Here is an example. One of the most famous agnostic philosophers of the 20th century was Bertrand Russell, a man who was strongly anti-Christian. Yet in reading some of his works I learned that he was a neutral monist.
What is interesting about neutral monism is that it rejects metaphysical materialism (which affirms that all that exists is matter and energy). Since materialism is the primary metaphysical opponent of Christian dualism in the 21st century, Russell’s arguments against materialism can be put to use by Christians who believe that materialism is an entirely inadequate metaphysical position.
On the other hand, an example of an idea intrinsically opposed to Christianity would be the Hindu teaching that God is all and all is God.

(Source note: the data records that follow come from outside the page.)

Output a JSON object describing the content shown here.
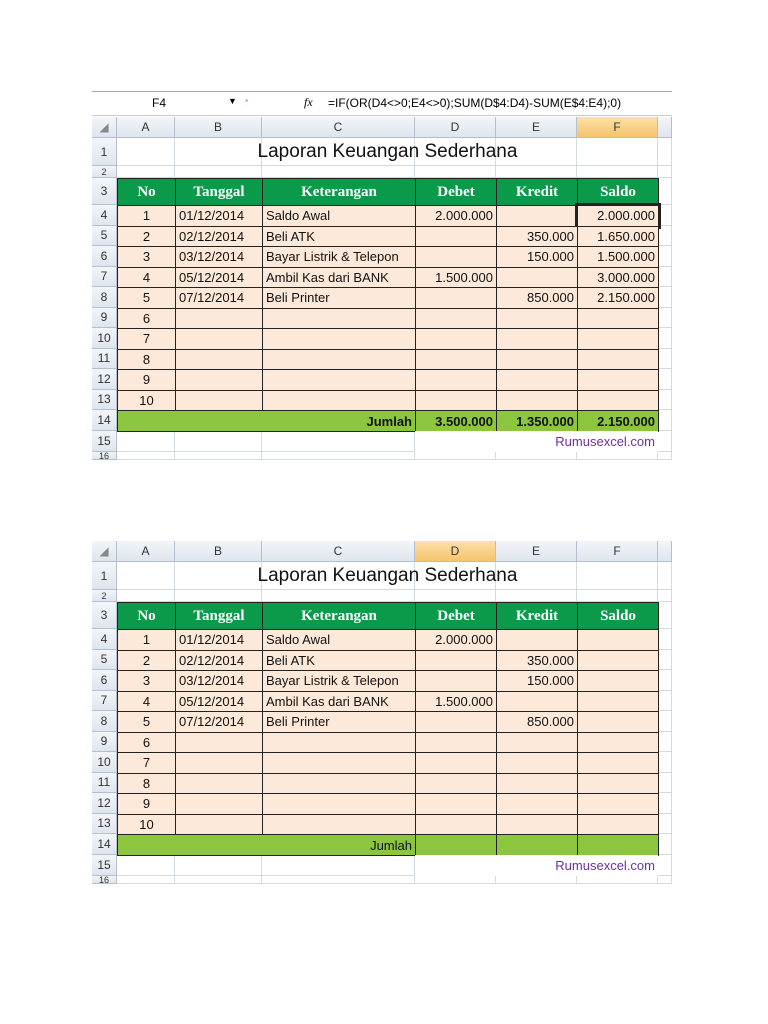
{
  "sheets": [
    {
      "formula_bar": {
        "cell": "F4",
        "fx": "fx",
        "formula": "=IF(OR(D4<>0;E4<>0);SUM(D$4:D4)-SUM(E$4:E4);0)"
      },
      "column_headers": [
        "A",
        "B",
        "C",
        "D",
        "E",
        "F"
      ],
      "row_headers": [
        "1",
        "2",
        "3",
        "4",
        "5",
        "6",
        "7",
        "8",
        "9",
        "10",
        "11",
        "12",
        "13",
        "14",
        "15",
        "16"
      ],
      "title": "Laporan Keuangan Sederhana",
      "header": [
        "No",
        "Tanggal",
        "Keterangan",
        "Debet",
        "Kredit",
        "Saldo"
      ],
      "rows": [
        {
          "no": "1",
          "date": "01/12/2014",
          "desc": "Saldo Awal",
          "debet": "2.000.000",
          "saldo": "2.000.000"
        },
        {
          "no": "2",
          "date": "02/12/2014",
          "desc": "Beli ATK",
          "kredit": "350.000",
          "saldo": "1.650.000"
        },
        {
          "no": "3",
          "date": "03/12/2014",
          "desc": "Bayar Listrik & Telepon",
          "kredit": "150.000",
          "saldo": "1.500.000"
        },
        {
          "no": "4",
          "date": "05/12/2014",
          "desc": "Ambil Kas dari BANK",
          "debet": "1.500.000",
          "saldo": "3.000.000"
        },
        {
          "no": "5",
          "date": "07/12/2014",
          "desc": "Beli Printer",
          "kredit": "850.000",
          "saldo": "2.150.000"
        },
        {
          "no": "6"
        },
        {
          "no": "7"
        },
        {
          "no": "8"
        },
        {
          "no": "9"
        },
        {
          "no": "10"
        }
      ],
      "total": {
        "label": "Jumlah",
        "debet": "3.500.000",
        "kredit": "1.350.000",
        "saldo": "2.150.000"
      },
      "credit": "Rumusexcel.com"
    },
    {
      "column_headers": [
        "A",
        "B",
        "C",
        "D",
        "E",
        "F"
      ],
      "row_headers": [
        "1",
        "2",
        "3",
        "4",
        "5",
        "6",
        "7",
        "8",
        "9",
        "10",
        "11",
        "12",
        "13",
        "14",
        "15",
        "16"
      ],
      "title": "Laporan Keuangan Sederhana",
      "header": [
        "No",
        "Tanggal",
        "Keterangan",
        "Debet",
        "Kredit",
        "Saldo"
      ],
      "rows": [
        {
          "no": "1",
          "date": "01/12/2014",
          "desc": "Saldo Awal",
          "debet": "2.000.000"
        },
        {
          "no": "2",
          "date": "02/12/2014",
          "desc": "Beli ATK",
          "kredit": "350.000"
        },
        {
          "no": "3",
          "date": "03/12/2014",
          "desc": "Bayar Listrik & Telepon",
          "kredit": "150.000"
        },
        {
          "no": "4",
          "date": "05/12/2014",
          "desc": "Ambil Kas dari BANK",
          "debet": "1.500.000"
        },
        {
          "no": "5",
          "date": "07/12/2014",
          "desc": "Beli Printer",
          "kredit": "850.000"
        },
        {
          "no": "6"
        },
        {
          "no": "7"
        },
        {
          "no": "8"
        },
        {
          "no": "9"
        },
        {
          "no": "10"
        }
      ],
      "total": {
        "label": "Jumlah"
      },
      "credit": "Rumusexcel.com"
    }
  ]
}
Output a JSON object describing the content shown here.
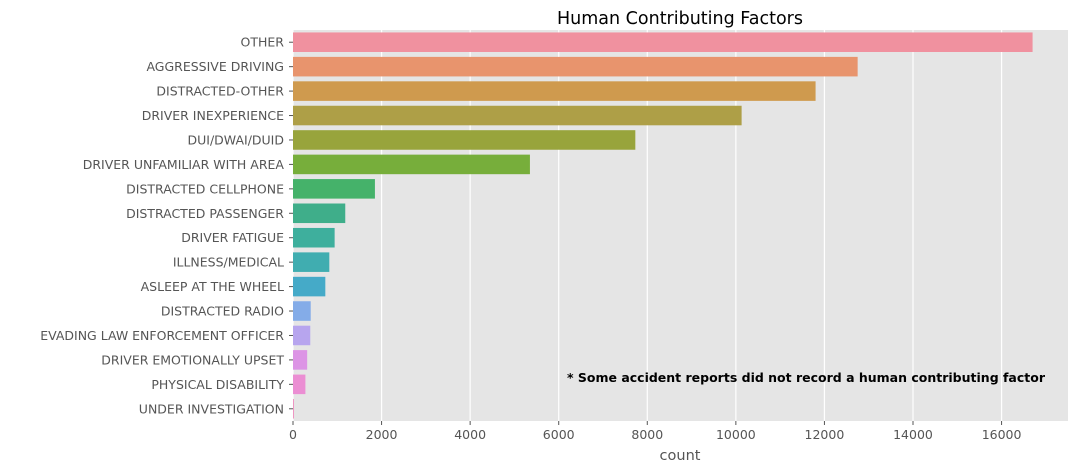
{
  "chart_data": {
    "type": "bar",
    "orientation": "horizontal",
    "title": "Human Contributing Factors",
    "xlabel": "count",
    "ylabel": "",
    "xlim": [
      0,
      17500
    ],
    "x_ticks": [
      0,
      2000,
      4000,
      6000,
      8000,
      10000,
      12000,
      14000,
      16000
    ],
    "grid": true,
    "categories": [
      "OTHER",
      "AGGRESSIVE DRIVING",
      "DISTRACTED-OTHER",
      "DRIVER INEXPERIENCE",
      "DUI/DWAI/DUID",
      "DRIVER UNFAMILIAR WITH AREA",
      "DISTRACTED CELLPHONE",
      "DISTRACTED PASSENGER",
      "DRIVER FATIGUE",
      "ILLNESS/MEDICAL",
      "ASLEEP AT THE WHEEL",
      "DISTRACTED RADIO",
      "EVADING LAW ENFORCEMENT OFFICER",
      "DRIVER EMOTIONALLY UPSET",
      "PHYSICAL DISABILITY",
      "UNDER INVESTIGATION"
    ],
    "values": [
      16700,
      12750,
      11800,
      10130,
      7730,
      5350,
      1850,
      1180,
      940,
      820,
      730,
      400,
      390,
      320,
      280,
      20
    ],
    "colors": [
      "#f0919f",
      "#e8946d",
      "#cf9a4e",
      "#ae9f47",
      "#98a43c",
      "#77ae3b",
      "#45b26a",
      "#3fae8a",
      "#3eaf9d",
      "#40adb0",
      "#45aac8",
      "#84ace8",
      "#b7a5ee",
      "#dc94e5",
      "#eb8ed3",
      "#ef8cbd"
    ],
    "annotation": "* Some accident reports did not record a human contributing factor"
  }
}
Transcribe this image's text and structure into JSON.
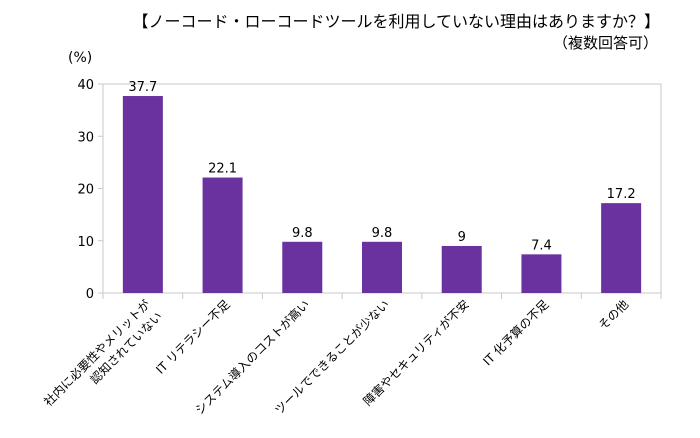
{
  "chart_data": {
    "type": "bar",
    "title": "【ノーコード・ローコードツールを利用していない理由はありますか？】",
    "subtitle": "（複数回答可）",
    "ylabel": "(%)",
    "xlabel": "",
    "ylim": [
      0,
      40
    ],
    "yticks": [
      0,
      10,
      20,
      30,
      40
    ],
    "grid": false,
    "categories": [
      [
        "社内に必要性やメリットが",
        "認知されていない"
      ],
      [
        "IT リテラシー不足"
      ],
      [
        "システム導入のコストが高い"
      ],
      [
        "ツールでできることが少ない"
      ],
      [
        "障害やセキュリティが不安"
      ],
      [
        "IT 化予算の不足"
      ],
      [
        "その他"
      ]
    ],
    "values": [
      37.7,
      22.1,
      9.8,
      9.8,
      9,
      7.4,
      17.2
    ],
    "data_labels": [
      "37.7",
      "22.1",
      "9.8",
      "9.8",
      "9",
      "7.4",
      "17.2"
    ],
    "bar_color": "#6a329f"
  }
}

If we tried to apply this idea directly to God, we would be in grave error. The Bible clearly teaches that God created the world, and that He exists independently from it. God can never be equated with the world, as if they are one and the same. In this case, we cannot borrow this Hindu idea and apply it to God.
Countless other examples could be given, but what is imperative is to always ground everything we learn in the biblical Christian worldview. If we stay in that framework, there are many ideas from non-Christians, and even anti-Christians, that we can rightfully borrow. Likewise, it follows that we cannot rightly discern what to borrow, or what to leave behind, unless we truly and thoroughly understand biblical Christianity.